Curious how other platform teams are navigating this. Are you treating agents as infrastructure? Who owns the orchestration layer, and how are you balancing speed with governance?
Security and compliance are the main reasons we got pulled into this. Legal and InfoSec were getting nervous about agents with elevated permissions operating without audit trails. We implemented sandboxing where agents execute in isolated environments with explicit restrictions, and everything generates pull requests that still go through normal code review and CI/CD checks. That preserved our engineering standards while enabling agent-assisted workflows. It also gave us a forcing function to document what access patterns are actually safe.
We’re using a multi-account architecture to separate concerns. One account for data governance, separate accounts for model training versus serving, and strict IAM boundaries between them. That helps with compliance because we can demonstrate clear separation of duties. The trade-off is complexity—we went from managing a few thousand services to nearly double that overnight. We ended up creating an architecture review board that evaluates new AI projects and ensures they use consistent tools and infrastructure.
We adopted Model Context Protocol as our integration layer and it’s been a game changer for interoperability. Both supervised agents (interactive) and autonomous agents (batch-style) can use the same tools and access the same enterprise context—code indexes, historical pull requests, service documentation. That solved the fragmentation problem where different teams were building incompatible agents. Now we have a unified protocol and teams can build domain-specific agents that still plug into common infrastructure.
The cultural shift has been as important as the technical architecture. We had to help development teams understand that we’re not trying to slow them down or own their AI experiments—we’re providing the scaffolding so they can move faster safely. Self-service provisioning through approved catalogs and pre-built templates reduced friction significantly. Teams can still innovate and experiment, but they’re doing it within guardrails that ensure governance and security from day one.

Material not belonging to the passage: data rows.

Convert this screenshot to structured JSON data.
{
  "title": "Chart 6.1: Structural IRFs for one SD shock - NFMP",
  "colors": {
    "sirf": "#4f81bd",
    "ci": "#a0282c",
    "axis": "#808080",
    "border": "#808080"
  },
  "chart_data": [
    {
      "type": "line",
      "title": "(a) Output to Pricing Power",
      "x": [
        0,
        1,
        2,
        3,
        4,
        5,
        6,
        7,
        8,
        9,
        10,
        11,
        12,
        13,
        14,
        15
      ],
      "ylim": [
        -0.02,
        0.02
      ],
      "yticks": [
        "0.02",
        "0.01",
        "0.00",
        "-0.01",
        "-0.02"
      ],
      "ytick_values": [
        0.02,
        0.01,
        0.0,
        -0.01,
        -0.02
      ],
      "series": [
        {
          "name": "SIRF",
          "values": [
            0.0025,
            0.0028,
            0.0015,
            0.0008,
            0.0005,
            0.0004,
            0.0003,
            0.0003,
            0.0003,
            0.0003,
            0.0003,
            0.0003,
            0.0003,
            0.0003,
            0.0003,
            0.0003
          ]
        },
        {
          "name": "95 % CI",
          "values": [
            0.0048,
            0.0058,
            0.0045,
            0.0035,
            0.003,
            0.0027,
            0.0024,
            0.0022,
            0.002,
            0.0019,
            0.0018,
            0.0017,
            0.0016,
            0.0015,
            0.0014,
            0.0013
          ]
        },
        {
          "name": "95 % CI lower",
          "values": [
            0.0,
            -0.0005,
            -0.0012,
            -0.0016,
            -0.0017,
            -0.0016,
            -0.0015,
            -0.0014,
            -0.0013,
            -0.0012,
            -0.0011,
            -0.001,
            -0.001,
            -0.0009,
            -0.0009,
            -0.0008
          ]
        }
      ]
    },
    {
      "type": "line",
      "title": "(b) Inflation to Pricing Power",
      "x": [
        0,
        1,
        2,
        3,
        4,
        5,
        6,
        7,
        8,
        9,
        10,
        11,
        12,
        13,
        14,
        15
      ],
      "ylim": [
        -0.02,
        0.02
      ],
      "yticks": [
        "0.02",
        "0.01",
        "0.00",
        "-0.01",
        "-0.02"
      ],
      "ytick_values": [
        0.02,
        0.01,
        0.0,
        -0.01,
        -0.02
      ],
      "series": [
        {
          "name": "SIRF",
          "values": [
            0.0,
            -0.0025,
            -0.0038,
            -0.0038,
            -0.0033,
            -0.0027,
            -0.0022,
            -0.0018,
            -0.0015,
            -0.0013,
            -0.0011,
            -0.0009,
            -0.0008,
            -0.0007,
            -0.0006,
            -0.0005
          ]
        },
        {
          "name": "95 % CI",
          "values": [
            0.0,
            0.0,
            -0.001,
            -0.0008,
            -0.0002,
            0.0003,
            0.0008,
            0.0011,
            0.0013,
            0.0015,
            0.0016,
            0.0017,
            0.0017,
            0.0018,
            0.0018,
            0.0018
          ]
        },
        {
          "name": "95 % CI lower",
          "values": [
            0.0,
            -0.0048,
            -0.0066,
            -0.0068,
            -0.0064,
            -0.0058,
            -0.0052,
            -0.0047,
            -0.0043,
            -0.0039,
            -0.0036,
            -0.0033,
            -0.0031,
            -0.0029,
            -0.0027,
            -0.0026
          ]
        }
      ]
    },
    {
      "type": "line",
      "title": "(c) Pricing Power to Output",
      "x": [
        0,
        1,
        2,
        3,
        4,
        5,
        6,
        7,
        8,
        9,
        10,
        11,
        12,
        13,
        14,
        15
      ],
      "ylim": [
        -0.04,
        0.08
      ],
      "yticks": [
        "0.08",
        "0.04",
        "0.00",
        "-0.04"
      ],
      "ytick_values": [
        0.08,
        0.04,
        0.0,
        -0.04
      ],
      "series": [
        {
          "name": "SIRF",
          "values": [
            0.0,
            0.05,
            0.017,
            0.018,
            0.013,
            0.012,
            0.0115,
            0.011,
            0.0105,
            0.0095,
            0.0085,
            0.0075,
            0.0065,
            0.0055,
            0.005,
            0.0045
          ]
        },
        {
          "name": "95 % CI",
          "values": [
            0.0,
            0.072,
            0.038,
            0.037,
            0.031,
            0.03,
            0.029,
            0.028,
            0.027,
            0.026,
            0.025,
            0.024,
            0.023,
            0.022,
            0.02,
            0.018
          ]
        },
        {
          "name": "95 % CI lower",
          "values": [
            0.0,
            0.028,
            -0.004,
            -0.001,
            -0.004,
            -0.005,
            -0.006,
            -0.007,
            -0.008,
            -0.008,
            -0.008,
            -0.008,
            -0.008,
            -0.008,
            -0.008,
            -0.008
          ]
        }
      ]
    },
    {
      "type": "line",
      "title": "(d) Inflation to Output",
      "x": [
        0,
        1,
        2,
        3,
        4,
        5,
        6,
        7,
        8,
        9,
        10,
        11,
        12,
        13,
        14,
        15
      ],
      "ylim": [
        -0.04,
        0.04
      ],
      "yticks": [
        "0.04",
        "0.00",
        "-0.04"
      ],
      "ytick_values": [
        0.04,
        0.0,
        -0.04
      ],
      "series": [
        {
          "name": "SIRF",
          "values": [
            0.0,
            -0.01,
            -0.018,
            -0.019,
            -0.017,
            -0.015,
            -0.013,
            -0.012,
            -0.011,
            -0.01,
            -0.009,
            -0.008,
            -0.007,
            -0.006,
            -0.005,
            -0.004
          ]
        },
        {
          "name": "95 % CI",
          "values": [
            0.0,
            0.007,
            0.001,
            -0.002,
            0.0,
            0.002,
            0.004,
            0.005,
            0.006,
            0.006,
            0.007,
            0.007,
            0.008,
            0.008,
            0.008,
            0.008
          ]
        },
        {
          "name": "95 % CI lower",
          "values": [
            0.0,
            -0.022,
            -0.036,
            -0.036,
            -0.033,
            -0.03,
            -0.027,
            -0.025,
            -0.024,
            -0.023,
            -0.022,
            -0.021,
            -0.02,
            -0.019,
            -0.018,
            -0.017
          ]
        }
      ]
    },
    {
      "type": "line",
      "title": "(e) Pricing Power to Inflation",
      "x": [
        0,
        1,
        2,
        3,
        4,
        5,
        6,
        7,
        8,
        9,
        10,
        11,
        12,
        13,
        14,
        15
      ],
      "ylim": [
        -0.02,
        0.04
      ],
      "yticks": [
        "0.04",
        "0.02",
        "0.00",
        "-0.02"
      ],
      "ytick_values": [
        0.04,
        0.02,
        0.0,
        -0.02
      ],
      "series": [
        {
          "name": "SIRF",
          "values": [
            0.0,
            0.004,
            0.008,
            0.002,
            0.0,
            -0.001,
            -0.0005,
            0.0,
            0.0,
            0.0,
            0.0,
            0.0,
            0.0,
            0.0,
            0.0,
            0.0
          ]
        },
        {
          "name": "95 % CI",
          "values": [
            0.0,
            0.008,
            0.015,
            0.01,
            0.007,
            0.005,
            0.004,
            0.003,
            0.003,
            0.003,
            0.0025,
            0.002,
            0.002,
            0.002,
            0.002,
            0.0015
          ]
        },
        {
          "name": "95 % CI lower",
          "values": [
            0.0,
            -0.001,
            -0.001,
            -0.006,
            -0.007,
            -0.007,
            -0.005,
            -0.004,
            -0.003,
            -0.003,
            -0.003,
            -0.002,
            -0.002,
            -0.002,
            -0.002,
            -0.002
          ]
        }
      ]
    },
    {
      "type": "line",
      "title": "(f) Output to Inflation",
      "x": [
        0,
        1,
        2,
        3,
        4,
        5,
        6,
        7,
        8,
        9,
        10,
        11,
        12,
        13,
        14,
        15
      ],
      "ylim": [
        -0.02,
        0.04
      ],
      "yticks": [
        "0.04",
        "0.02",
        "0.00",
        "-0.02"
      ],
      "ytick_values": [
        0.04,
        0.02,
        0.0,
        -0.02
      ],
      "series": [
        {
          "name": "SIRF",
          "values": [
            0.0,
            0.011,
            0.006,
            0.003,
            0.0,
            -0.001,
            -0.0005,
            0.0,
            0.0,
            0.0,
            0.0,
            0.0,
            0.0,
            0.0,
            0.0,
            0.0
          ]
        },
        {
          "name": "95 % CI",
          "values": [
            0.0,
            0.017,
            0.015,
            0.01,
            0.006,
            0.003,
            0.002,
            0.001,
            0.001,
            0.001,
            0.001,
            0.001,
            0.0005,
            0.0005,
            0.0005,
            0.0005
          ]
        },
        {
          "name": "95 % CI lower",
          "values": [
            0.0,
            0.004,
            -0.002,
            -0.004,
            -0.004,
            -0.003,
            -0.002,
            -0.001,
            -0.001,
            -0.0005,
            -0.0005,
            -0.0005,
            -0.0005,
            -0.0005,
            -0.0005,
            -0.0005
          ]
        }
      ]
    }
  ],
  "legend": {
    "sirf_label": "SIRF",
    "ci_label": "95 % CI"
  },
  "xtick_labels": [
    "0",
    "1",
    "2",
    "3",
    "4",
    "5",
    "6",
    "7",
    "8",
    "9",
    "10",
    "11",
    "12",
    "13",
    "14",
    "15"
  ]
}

The evaluation piece is critical and often overlooked. We built checks that measure whether agents are producing correct outputs—does the build pass, does the code follow team conventions, does it achieve the business outcome. That shifted evaluation from pass/fail to nuanced measurement of agent behavior. It also gave us a feedback loop to refine prompts and tool integrations over time. Without rigorous evaluation, you’re flying blind on whether agents are actually helping or just creating technical debt.
We took ownership of the orchestration layer about six months ago and it’s been the right call. The key was recognizing that agents need the same kind of standardized plumbing we already provide for app deployments—identity, access controls, audit trails, deployment pipelines. We built an internal catalog where teams register their agents, and every agent gets a unique identity that plugs into our existing IAM infrastructure. That solved the shadow AI problem almost immediately because now we have visibility into what’s running and where.
One thing we learned the hard way: don’t try to build a generic agent platform. We wasted three months building abstractions that were too generic to be useful. What worked was focusing on specific domain problems—code generation workflows, incident triage, data pipeline orchestration—and building deep organizational context into those agents. Once you have a few working examples with real ROI, the patterns become clearer and you can start generalizing.